In the United States (US), biorefinery process developer Biofine Developments Northeast Inc. (Biofine) and petroleum fuel distributor Sprague Resources LP (Sprague) have recently announced a transaction focused on bringing the next generation of advanced biofuel, ethyl levulinate (EL), to the market.
Biofine Developments Northeast Inc. (Biofine) is focused on establishing a biorefining industry in Maine (ME) in order to leverage its ongoing collaborative R&D work at the University of Maine and the State of Maine’s unique combination of industrial infrastructure and abundant wood-based biomass resources.
The Biofine technology enables the production of high-value renewable biofuels such as ethyl levulinate (EL) from cellulosic residues, including non-food feedstock such as wood, agricultural residues, and municipal waste fibre.
Biofine is the exclusive licensee of the proprietary intellectual property and numerous significant patents at the core of the ethyl levulinate (EL) production process.
EL’s beneficial technical qualities, including its clean-burning and cold temperature handling properties, have led the National Oilheat Research Alliance (NORA), National Energy and Fuels Institute (NEFI), and other trade associations to significantly support and embrace EL as an advanced biofuel.
Biofine and Sprague have signed a purchase agreement for the production and marketing of EL, a product poised to revolutionize the heating oil market by transforming waste material into zero-emission heating fuel.
We’re honored and pleased to be able to work with Sprague on this exciting undertaking and feel our collaboration will prove to be a successful and important threshold event for the liquid fuels industry. Biofine believes strongly in the merits of our products, and we’re happy to work with an organization like Sprague, with a long history of promoting renewable liquid fuels throughout the Northeast said Dr Stephen Fitzpatrick, President and CEO of Biofine.
Under the terms of the agreement, Sprague will facilitate the commercialization of EL through its commitment to purchase and market a significant portion of the fuel produced from Biofine’s first production facility.
In our 150th year of business, this is another great example of our continued commitment to energy innovation. As customers increasingly seek to use more renewable liquid fuels, we are excited to expand our portfolio of offerings using our existing infrastructure, said David Glendon, President and CEO of Sprague.
Two decades of R&D
The production of energy from waste materials has been a key objective for Dr Stephen Fitzpatrick for more than 20 years. Biofine was awarded grant funding to commercialize the EL production process through the Maine Technology Institute’s Emerging Technology Challenge for Maine’s Forest Resource in 2019.
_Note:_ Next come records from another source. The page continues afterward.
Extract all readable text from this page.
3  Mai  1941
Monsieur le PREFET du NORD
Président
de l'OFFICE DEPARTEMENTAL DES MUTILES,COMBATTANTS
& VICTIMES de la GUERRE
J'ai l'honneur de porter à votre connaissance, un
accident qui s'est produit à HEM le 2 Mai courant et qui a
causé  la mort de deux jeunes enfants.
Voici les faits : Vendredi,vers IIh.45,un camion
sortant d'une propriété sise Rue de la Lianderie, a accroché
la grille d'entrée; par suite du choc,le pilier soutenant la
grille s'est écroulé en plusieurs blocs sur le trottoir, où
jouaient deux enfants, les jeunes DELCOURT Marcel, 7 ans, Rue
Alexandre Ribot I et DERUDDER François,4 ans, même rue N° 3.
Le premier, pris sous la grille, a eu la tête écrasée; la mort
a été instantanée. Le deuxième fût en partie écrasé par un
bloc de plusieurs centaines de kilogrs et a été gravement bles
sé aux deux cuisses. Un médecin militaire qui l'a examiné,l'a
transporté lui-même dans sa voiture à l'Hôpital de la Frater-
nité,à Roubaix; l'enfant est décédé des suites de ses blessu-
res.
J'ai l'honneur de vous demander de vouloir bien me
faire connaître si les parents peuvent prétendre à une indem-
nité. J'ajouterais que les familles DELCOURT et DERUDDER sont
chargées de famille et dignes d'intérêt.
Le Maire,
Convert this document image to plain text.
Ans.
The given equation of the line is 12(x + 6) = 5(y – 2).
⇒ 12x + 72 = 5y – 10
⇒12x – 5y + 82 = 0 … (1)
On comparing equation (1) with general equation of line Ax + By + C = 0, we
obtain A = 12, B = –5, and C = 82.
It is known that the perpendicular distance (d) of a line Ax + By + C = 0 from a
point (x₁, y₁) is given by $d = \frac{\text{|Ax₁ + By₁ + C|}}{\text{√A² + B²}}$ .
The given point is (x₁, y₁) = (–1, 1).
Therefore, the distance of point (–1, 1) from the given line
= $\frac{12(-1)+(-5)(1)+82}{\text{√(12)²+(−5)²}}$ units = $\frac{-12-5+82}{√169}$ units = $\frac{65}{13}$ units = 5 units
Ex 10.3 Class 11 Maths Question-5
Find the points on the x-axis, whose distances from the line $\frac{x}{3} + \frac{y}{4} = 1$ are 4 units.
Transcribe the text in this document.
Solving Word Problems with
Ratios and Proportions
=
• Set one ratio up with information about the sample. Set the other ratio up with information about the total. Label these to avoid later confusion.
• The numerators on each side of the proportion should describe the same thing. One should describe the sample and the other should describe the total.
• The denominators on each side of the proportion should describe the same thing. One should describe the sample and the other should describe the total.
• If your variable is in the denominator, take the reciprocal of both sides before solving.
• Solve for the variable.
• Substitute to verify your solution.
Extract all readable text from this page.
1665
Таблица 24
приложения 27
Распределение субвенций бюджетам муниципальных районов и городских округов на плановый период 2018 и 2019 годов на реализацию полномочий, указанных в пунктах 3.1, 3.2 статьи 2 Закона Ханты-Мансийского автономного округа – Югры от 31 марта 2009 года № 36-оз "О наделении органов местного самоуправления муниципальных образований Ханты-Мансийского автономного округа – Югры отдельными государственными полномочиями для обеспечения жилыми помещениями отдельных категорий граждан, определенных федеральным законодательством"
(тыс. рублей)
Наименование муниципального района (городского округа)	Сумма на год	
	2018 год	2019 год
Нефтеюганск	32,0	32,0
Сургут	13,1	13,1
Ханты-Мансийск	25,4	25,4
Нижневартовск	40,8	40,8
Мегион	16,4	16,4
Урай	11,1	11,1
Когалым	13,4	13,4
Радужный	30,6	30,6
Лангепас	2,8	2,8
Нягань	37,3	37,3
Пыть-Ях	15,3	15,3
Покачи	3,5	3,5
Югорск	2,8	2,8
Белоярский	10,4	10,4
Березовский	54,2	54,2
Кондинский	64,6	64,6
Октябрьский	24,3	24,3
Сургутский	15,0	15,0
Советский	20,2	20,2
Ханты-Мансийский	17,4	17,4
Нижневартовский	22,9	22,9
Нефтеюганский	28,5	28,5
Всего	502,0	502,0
After extensive research and testing, and successful completion of a large-scale field test, we are excited to move on to the commercialization of ethyl levulinate (EL), said Dr Fitzpatrick.
Under the direction of Dr Fitzpatrick and Chief Development Officer Mike Cassata, Biofine has assembled a team, including the University of Maine-Forest Bioproducts Research Institute (UMaine-FBRI) that has worked with Biofine to validate and demonstrate the technology at pilot scale and Treadwell Franklin Infrastructure Capital (TFIC), as a development agent, to advance multiple biorefinery projects producing EL and co-products on an industrial scale utilizing Maine derived forest residues.